By Alan Polivnick, Partner, Watson, Farley & Williams and AustCham Director
Recent survey by PeoplePerHour ranked Bangkok as the best city in Asia and the seventh best city in the world to launch a start-up. At the same time, the government is focusing on increasing Thailand’s ranking in the World Bank’s Ease of Doing Business index from 46 to 49, with Thailand currently ranked in ninth place in Asia. What does this mean for people looking to set up and start-up businesses in Thailand?
With some limited exceptions, all businesses incorporated in Thailand must be majority Thai- owned. There are exceptions include for companies with a majority US shareholding, with Board of Investment (BoI) approval and representative offices. There are restrictions and conditions imposed on these exceptions and they may not be applicable to many start-up companies.
A company incorporated with a majority Thai shareholding must currently have a minimum of three shareholders and at least one director. Nominee shareholdings are not permitted under Thai law and there are severe penalties for both nominee and the company and its directors. Structures such as preferential shareholdings and shareholder loans, to ensure that the minority shareholders exercise effective control, should also be treated with caution as they may provide an indication of nominee shareholdings.
Companies must hold at least four meetings of their Board of Directors and an annual shareholder meeting (AGM). One of the key issues for the AGM is to review and approved the audited financial statements. These are submitted with the records of the AGM to the Ministry of Commerce (MoC). Once these are accepted by the MoC, they become publically available records.
A critical issue for many start-ups is the use of foreign talent. Foreigners working in Thailand must have a work permit and a residency visa. Although the scope has recently been narrowed, the definition of ‘work’ for immigration purposes is broad and not dependent on whether the employee is paid in Thailand, has a Thai email or work address or their time in Thailand. For each work permit, a company must have 4 Thai employees and minimum capital of THB 2 mln. These requirements can often be onerous for start-up companies with limited capital and resources and where the distinction between shareholder, director and employee are often blurred, particularly in the initial period of operation.
Foreigners can serve as directors. A number of the activities of directors constitute ‘work’ and work and residency permit may then be necessary, including for foreign directors not based in Thailand when they undertake ‘work’ as a director in Thailand.

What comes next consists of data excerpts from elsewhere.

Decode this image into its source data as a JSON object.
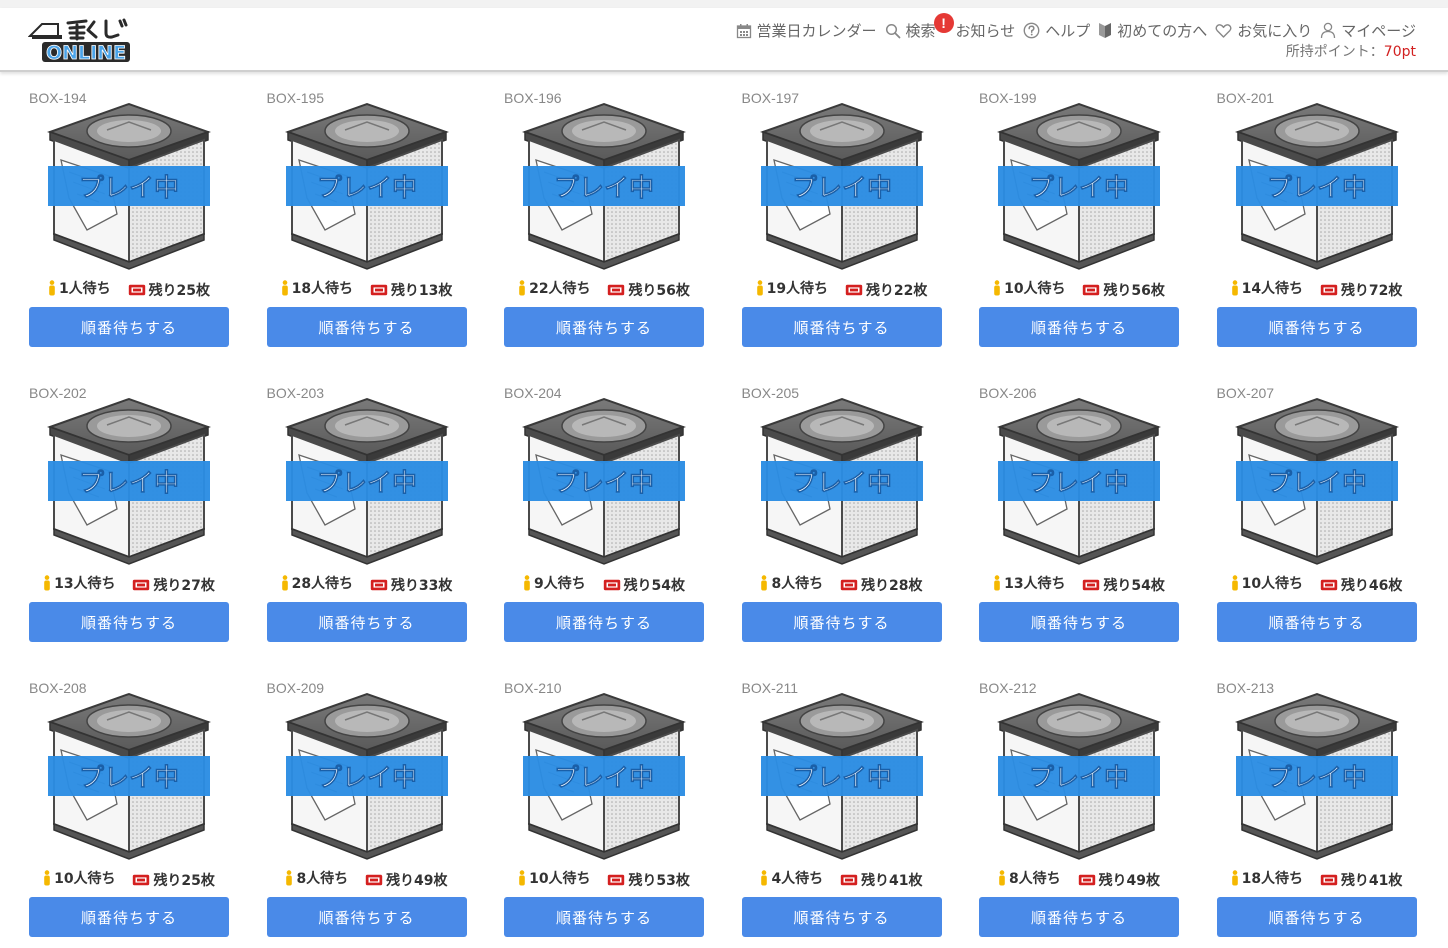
{
  "header": {
    "logo_alt": "一番くじONLINE",
    "nav": [
      {
        "label": "営業日カレンダー",
        "icon": "calendar-icon"
      },
      {
        "label": "検索",
        "icon": "search-icon"
      },
      {
        "label": "お知らせ",
        "icon": "alert-icon",
        "badge": "!"
      },
      {
        "label": "ヘルプ",
        "icon": "help-icon"
      },
      {
        "label": "初めての方へ",
        "icon": "beginner-icon"
      },
      {
        "label": "お気に入り",
        "icon": "heart-icon"
      },
      {
        "label": "マイページ",
        "icon": "user-icon"
      }
    ],
    "points_label": "所持ポイント：",
    "points_value": "70pt"
  },
  "colors": {
    "button": "#4a8ae8",
    "banner": "#2b8de3",
    "badge": "#e53935",
    "points": "#d22020",
    "ticket": "#d42020",
    "person": "#f5b800"
  },
  "boxes": [
    {
      "id": "BOX-194",
      "waiting": "1人待ち",
      "remaining": "残り25枚",
      "status": "プレイ中",
      "button": "順番待ちする"
    },
    {
      "id": "BOX-195",
      "waiting": "18人待ち",
      "remaining": "残り13枚",
      "status": "プレイ中",
      "button": "順番待ちする"
    },
    {
      "id": "BOX-196",
      "waiting": "22人待ち",
      "remaining": "残り56枚",
      "status": "プレイ中",
      "button": "順番待ちする"
    },
    {
      "id": "BOX-197",
      "waiting": "19人待ち",
      "remaining": "残り22枚",
      "status": "プレイ中",
      "button": "順番待ちする"
    },
    {
      "id": "BOX-199",
      "waiting": "10人待ち",
      "remaining": "残り56枚",
      "status": "プレイ中",
      "button": "順番待ちする"
    },
    {
      "id": "BOX-201",
      "waiting": "14人待ち",
      "remaining": "残り72枚",
      "status": "プレイ中",
      "button": "順番待ちする"
    },
    {
      "id": "BOX-202",
      "waiting": "13人待ち",
      "remaining": "残り27枚",
      "status": "プレイ中",
      "button": "順番待ちする"
    },
    {
      "id": "BOX-203",
      "waiting": "28人待ち",
      "remaining": "残り33枚",
      "status": "プレイ中",
      "button": "順番待ちする"
    },
    {
      "id": "BOX-204",
      "waiting": "9人待ち",
      "remaining": "残り54枚",
      "status": "プレイ中",
      "button": "順番待ちする"
    },
    {
      "id": "BOX-205",
      "waiting": "8人待ち",
      "remaining": "残り28枚",
      "status": "プレイ中",
      "button": "順番待ちする"
    },
    {
      "id": "BOX-206",
      "waiting": "13人待ち",
      "remaining": "残り54枚",
      "status": "プレイ中",
      "button": "順番待ちする"
    },
    {
      "id": "BOX-207",
      "waiting": "10人待ち",
      "remaining": "残り46枚",
      "status": "プレイ中",
      "button": "順番待ちする"
    },
    {
      "id": "BOX-208",
      "waiting": "10人待ち",
      "remaining": "残り25枚",
      "status": "プレイ中",
      "button": "順番待ちする"
    },
    {
      "id": "BOX-209",
      "waiting": "8人待ち",
      "remaining": "残り49枚",
      "status": "プレイ中",
      "button": "順番待ちする"
    },
    {
      "id": "BOX-210",
      "waiting": "10人待ち",
      "remaining": "残り53枚",
      "status": "プレイ中",
      "button": "順番待ちする"
    },
    {
      "id": "BOX-211",
      "waiting": "4人待ち",
      "remaining": "残り41枚",
      "status": "プレイ中",
      "button": "順番待ちする"
    },
    {
      "id": "BOX-212",
      "waiting": "8人待ち",
      "remaining": "残り49枚",
      "status": "プレイ中",
      "button": "順番待ちする"
    },
    {
      "id": "BOX-213",
      "waiting": "18人待ち",
      "remaining": "残り41枚",
      "status": "プレイ中",
      "button": "順番待ちする"
    }
  ]
}
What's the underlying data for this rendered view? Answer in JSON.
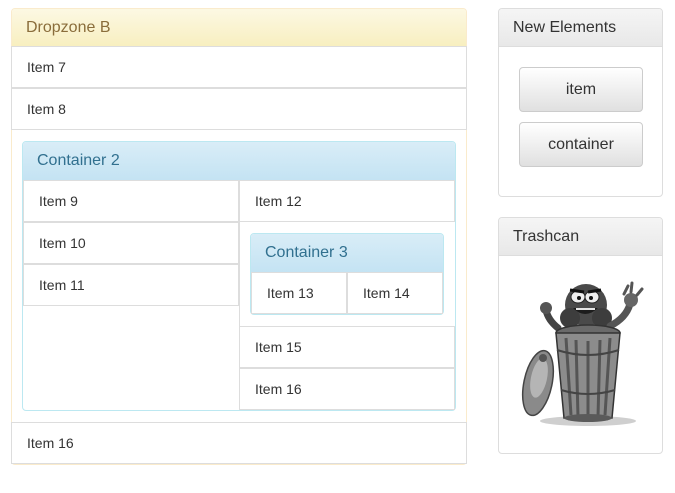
{
  "dropzone": {
    "title": "Dropzone B",
    "items": [
      "Item 7",
      "Item 8"
    ],
    "last_item": "Item 16"
  },
  "container2": {
    "title": "Container 2",
    "left_items": [
      "Item 9",
      "Item 10",
      "Item 11"
    ],
    "right_top_item": "Item 12",
    "right_bottom_items": [
      "Item 15",
      "Item 16"
    ]
  },
  "container3": {
    "title": "Container 3",
    "items": [
      "Item 13",
      "Item 14"
    ]
  },
  "new_elements": {
    "title": "New Elements",
    "buttons": [
      "item",
      "container"
    ]
  },
  "trashcan": {
    "title": "Trashcan",
    "image_icon": "trashcan-monster-icon"
  },
  "colors": {
    "warning_text": "#8a6d3b",
    "warning_bg": "#fcf8e3",
    "warning_border": "#faebcc",
    "info_text": "#31708f",
    "info_bg": "#d9edf7",
    "info_border": "#bce8f1"
  }
}
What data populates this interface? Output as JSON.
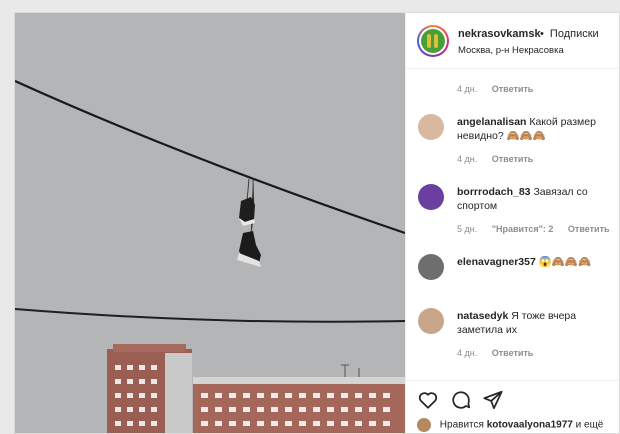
{
  "post": {
    "username": "nekrasovkamsk",
    "follow_separator": "•",
    "follow_label": "Подписки",
    "location": "Москва, р-н Некрасовка",
    "first_comment_meta": {
      "time": "4 дн.",
      "reply": "Ответить"
    }
  },
  "comments": [
    {
      "username": "angelanalisan",
      "text": "Какой размер невидно? 🙈🙈🙈",
      "time": "4 дн.",
      "likes": "",
      "reply": "Ответить",
      "avatar_color": "#d9b8a0"
    },
    {
      "username": "borrrodach_83",
      "text": "Завязал со спортом",
      "time": "5 дн.",
      "likes": "\"Нравится\": 2",
      "reply": "Ответить",
      "avatar_color": "#6a3fa0"
    },
    {
      "username": "elenavagner357",
      "text": "😱🙈🙈🙈",
      "time": "",
      "likes": "",
      "reply": "",
      "avatar_color": "#6e6e6e"
    },
    {
      "username": "natasedyk",
      "text": "Я тоже вчера заметила их",
      "time": "4 дн.",
      "likes": "",
      "reply": "Ответить",
      "avatar_color": "#c9a58a"
    }
  ],
  "actions": {
    "icons": [
      "heart-icon",
      "comment-icon",
      "share-icon"
    ],
    "likes_prefix": "Нравится",
    "likes_user": "kotovaalyona1977",
    "likes_suffix": "и ещё"
  },
  "colors": {
    "sky": "#b4b5b7",
    "text": "#262626",
    "muted": "#8e8e8e",
    "border": "#dbdbdb"
  }
}
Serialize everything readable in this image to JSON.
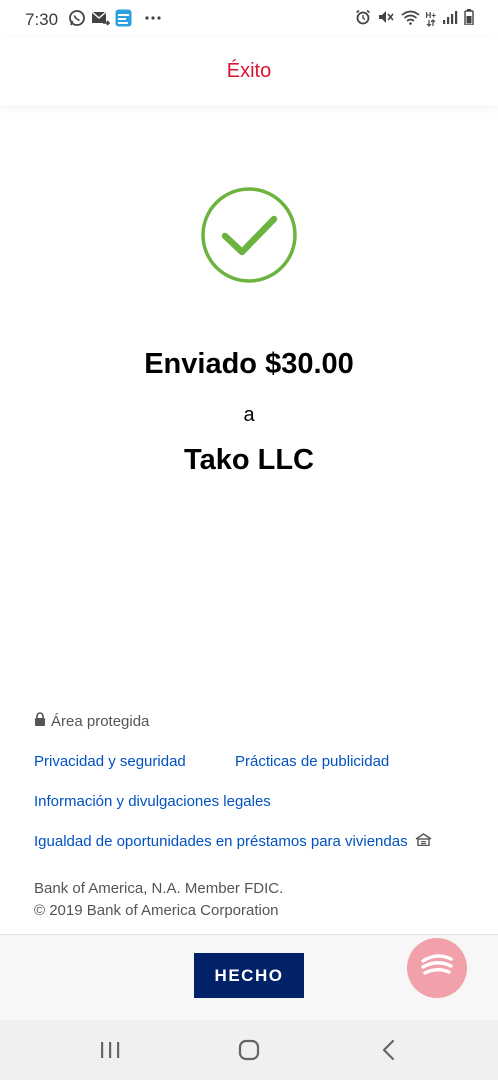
{
  "status_bar": {
    "time": "7:30",
    "left_icons": [
      "whatsapp-icon",
      "email-forward-icon",
      "app-notification-icon",
      "more-notifications-icon"
    ],
    "right_icons": [
      "alarm-icon",
      "mute-icon",
      "wifi-icon",
      "network-icon",
      "signal-icon",
      "battery-icon"
    ],
    "network_label": "H+"
  },
  "header": {
    "title": "Éxito",
    "title_color": "#dc1431"
  },
  "confirmation": {
    "icon": "checkmark-circle-icon",
    "icon_color": "#6db33f",
    "amount_line": "Enviado $30.00",
    "connector": "a",
    "recipient": "Tako LLC"
  },
  "footer": {
    "secure_label": "Área protegida",
    "links": {
      "privacy": "Privacidad y seguridad",
      "advertising": "Prácticas de publicidad",
      "legal": "Información y divulgaciones legales",
      "housing": "Igualdad de oportunidades en préstamos para viviendas"
    },
    "fdic": "Bank of America, N.A. Member FDIC.",
    "copyright": "© 2019 Bank of America Corporation",
    "link_color": "#0052c2"
  },
  "actions": {
    "done_label": "HECHO",
    "done_color": "#012169",
    "fab_color": "#f2a0aa"
  },
  "nav": {
    "icons": [
      "recent-apps-icon",
      "home-icon",
      "back-icon"
    ]
  }
}
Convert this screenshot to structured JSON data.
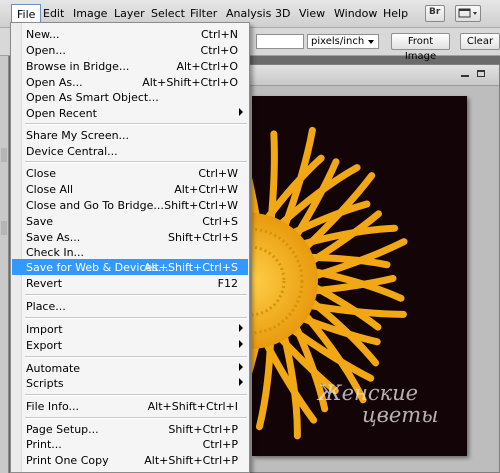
{
  "menubar": {
    "items": [
      "File",
      "Edit",
      "Image",
      "Layer",
      "Select",
      "Filter",
      "Analysis",
      "3D",
      "View",
      "Window",
      "Help"
    ],
    "bridge_label": "Br"
  },
  "options": {
    "resolution_unit": "pixels/inch",
    "front_image_label": "Front Image",
    "clear_label": "Clear"
  },
  "file_menu": {
    "items": [
      {
        "label": "New...",
        "shortcut": "Ctrl+N"
      },
      {
        "label": "Open...",
        "shortcut": "Ctrl+O"
      },
      {
        "label": "Browse in Bridge...",
        "shortcut": "Alt+Ctrl+O"
      },
      {
        "label": "Open As...",
        "shortcut": "Alt+Shift+Ctrl+O"
      },
      {
        "label": "Open As Smart Object...",
        "shortcut": ""
      },
      {
        "label": "Open Recent",
        "shortcut": ""
      },
      {
        "label": "Share My Screen...",
        "shortcut": ""
      },
      {
        "label": "Device Central...",
        "shortcut": ""
      },
      {
        "label": "Close",
        "shortcut": "Ctrl+W"
      },
      {
        "label": "Close All",
        "shortcut": "Alt+Ctrl+W"
      },
      {
        "label": "Close and Go To Bridge...",
        "shortcut": "Shift+Ctrl+W"
      },
      {
        "label": "Save",
        "shortcut": "Ctrl+S"
      },
      {
        "label": "Save As...",
        "shortcut": "Shift+Ctrl+S"
      },
      {
        "label": "Check In...",
        "shortcut": ""
      },
      {
        "label": "Save for Web & Devices...",
        "shortcut": "Alt+Shift+Ctrl+S"
      },
      {
        "label": "Revert",
        "shortcut": "F12"
      },
      {
        "label": "Place...",
        "shortcut": ""
      },
      {
        "label": "Import",
        "shortcut": ""
      },
      {
        "label": "Export",
        "shortcut": ""
      },
      {
        "label": "Automate",
        "shortcut": ""
      },
      {
        "label": "Scripts",
        "shortcut": ""
      },
      {
        "label": "File Info...",
        "shortcut": "Alt+Shift+Ctrl+I"
      },
      {
        "label": "Page Setup...",
        "shortcut": "Shift+Ctrl+P"
      },
      {
        "label": "Print...",
        "shortcut": "Ctrl+P"
      },
      {
        "label": "Print One Copy",
        "shortcut": "Alt+Shift+Ctrl+P"
      }
    ]
  },
  "canvas": {
    "watermark_line1": "Женские",
    "watermark_line2": "цветы"
  },
  "colors": {
    "menu_highlight": "#3399ff",
    "flower_yellow": "#f2a814",
    "canvas_bg": "#120407"
  }
}
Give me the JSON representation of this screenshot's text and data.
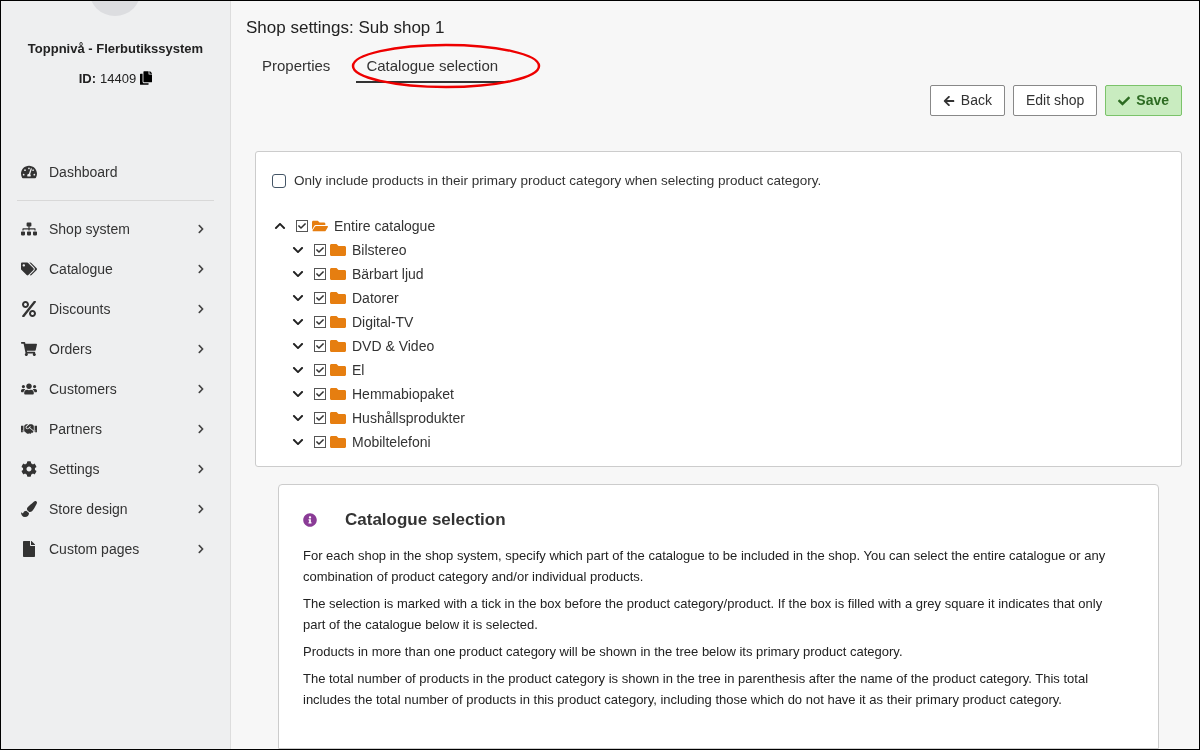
{
  "sidebar": {
    "shop_name": "Toppnivå - Flerbutikssystem",
    "id_label": "ID:",
    "id_value": "14409",
    "top_items": [
      {
        "label": "Dashboard"
      }
    ],
    "items": [
      {
        "label": "Shop system"
      },
      {
        "label": "Catalogue"
      },
      {
        "label": "Discounts"
      },
      {
        "label": "Orders"
      },
      {
        "label": "Customers"
      },
      {
        "label": "Partners"
      },
      {
        "label": "Settings"
      },
      {
        "label": "Store design"
      },
      {
        "label": "Custom pages"
      }
    ]
  },
  "page": {
    "title": "Shop settings: Sub shop 1",
    "tabs": [
      {
        "label": "Properties",
        "selected": false,
        "highlighted": false
      },
      {
        "label": "Catalogue selection",
        "selected": true,
        "highlighted": true
      }
    ],
    "buttons": [
      {
        "label": "Back",
        "kind": "back"
      },
      {
        "label": "Edit shop",
        "kind": "plain"
      },
      {
        "label": "Save",
        "kind": "save"
      }
    ]
  },
  "tree_card": {
    "option": {
      "label": "Only include products in their primary product category when selecting product category.",
      "checked": false
    },
    "tree": [
      {
        "label": "Entire catalogue",
        "checked": true,
        "expanded": true,
        "children": [
          {
            "label": "Bilstereo",
            "checked": true,
            "expanded": false
          },
          {
            "label": "Bärbart ljud",
            "checked": true,
            "expanded": false
          },
          {
            "label": "Datorer",
            "checked": true,
            "expanded": false
          },
          {
            "label": "Digital-TV",
            "checked": true,
            "expanded": false
          },
          {
            "label": "DVD & Video",
            "checked": true,
            "expanded": false
          },
          {
            "label": "El",
            "checked": true,
            "expanded": false
          },
          {
            "label": "Hemmabiopaket",
            "checked": true,
            "expanded": false
          },
          {
            "label": "Hushållsprodukter",
            "checked": true,
            "expanded": false
          },
          {
            "label": "Mobiltelefoni",
            "checked": true,
            "expanded": false
          }
        ]
      }
    ]
  },
  "info": {
    "title": "Catalogue selection",
    "paragraphs": [
      "For each shop in the shop system, specify which part of the catalogue to be included in the shop. You can select the entire catalogue or any combination of product category and/or individual products.",
      "The selection is marked with a tick in the box before the product category/product. If the box is filled with a grey square it indicates that only part of the catalogue below it is selected.",
      "Products in more than one product category will be shown in the tree below its primary product category.",
      "The total number of products in the product category is shown in the tree in parenthesis after the name of the product category. This total includes the total number of products in this product category, including those which do not have it as their primary product category."
    ]
  }
}
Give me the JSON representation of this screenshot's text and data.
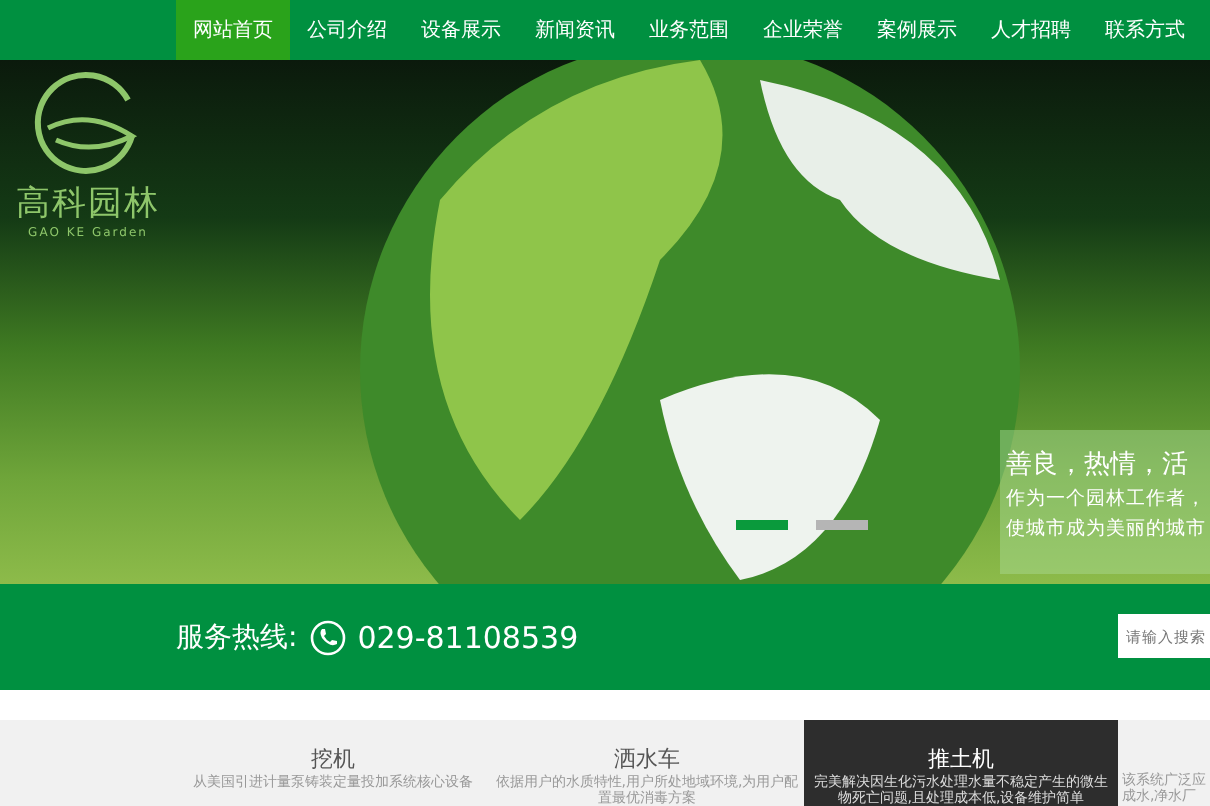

DTAC’s Accelerate Programme is one of a number of well-regarded and beneficial programmes to assist start-ups. These are primarily intended for Thai start-ups. The BoI also has incentives and programmes to assist SMEs and these could also be useful for start-ups. However, they are largely limited to majority Thai-owned companies.
In the regional and global economy in which Thailand operates, a significant issue is attracting foreign investment, talent and skills for Thailand 4.0. This requires Thailand to be well ranked and compared to global and regional rivals. A critical issue is the ease with which foreigners can operate and work. The process to obtain work and residency permits in Thailand compares well to its immediate neighbours but is more cumbersome, uncertain and costly than rivals such as Hongkong and Singapore.
The restrictions on foreign ownership of companies also serve as a disincentive to foreign investors, who are typically looking to fund the start-up and provide much of its intellectual property (IP) and the products and services on which the company’s operations in Thailand will be based. A majority Thai shareholder has the power to determine the composition of the Board and the outcome of the AGM. Whilst this can be addressed, to an extent, by agreements between shareholders and the role of the CEO and senior management, ultimately a minority foreign shareholder will need to assess the risks in allowing their Thai shareholder/s to have and potentially exercise this power.
The majority shareholder is entitled to dividends in proportion to their shareholding, even where this differs from their contribution to the capital of the company. A related and significant issue arises when the company considers listing on a stock exchange or acquiring a shareholder to expand the business of the company. A minority shareholder would be entitled to the proceeds in proportion to their shareholding and not to their investment. Although shareholder agreements and company loans can address this, it creates further complexity and uncertainty over enforcement of such agreements and loans. This can often make other investment destinations, which have fewer restrictions on foreign ownership, such as Singapore, more attractive.
A further issue to consider is the IP of the company. Although it is improving, Thailand has an unenviable reputation for the protection of IP. Enforcement of IP rights in the Thai courts can be time consuming, protracted and uncertain. IP provided by a foreign shareholder should be subject to agreements on the use and licensing, taking into account the risks once the IP has been provided.
There are a number of issues to consider before starting up a business in Thailand. Although the environment has become more welcoming to foreign investors, shareholders and talent, the issues and the medium and long term objectives of the company should be considered beforehand. Commercial and legal advice on the advantages, risks and issues may prove to be one of the best investments in a start-up.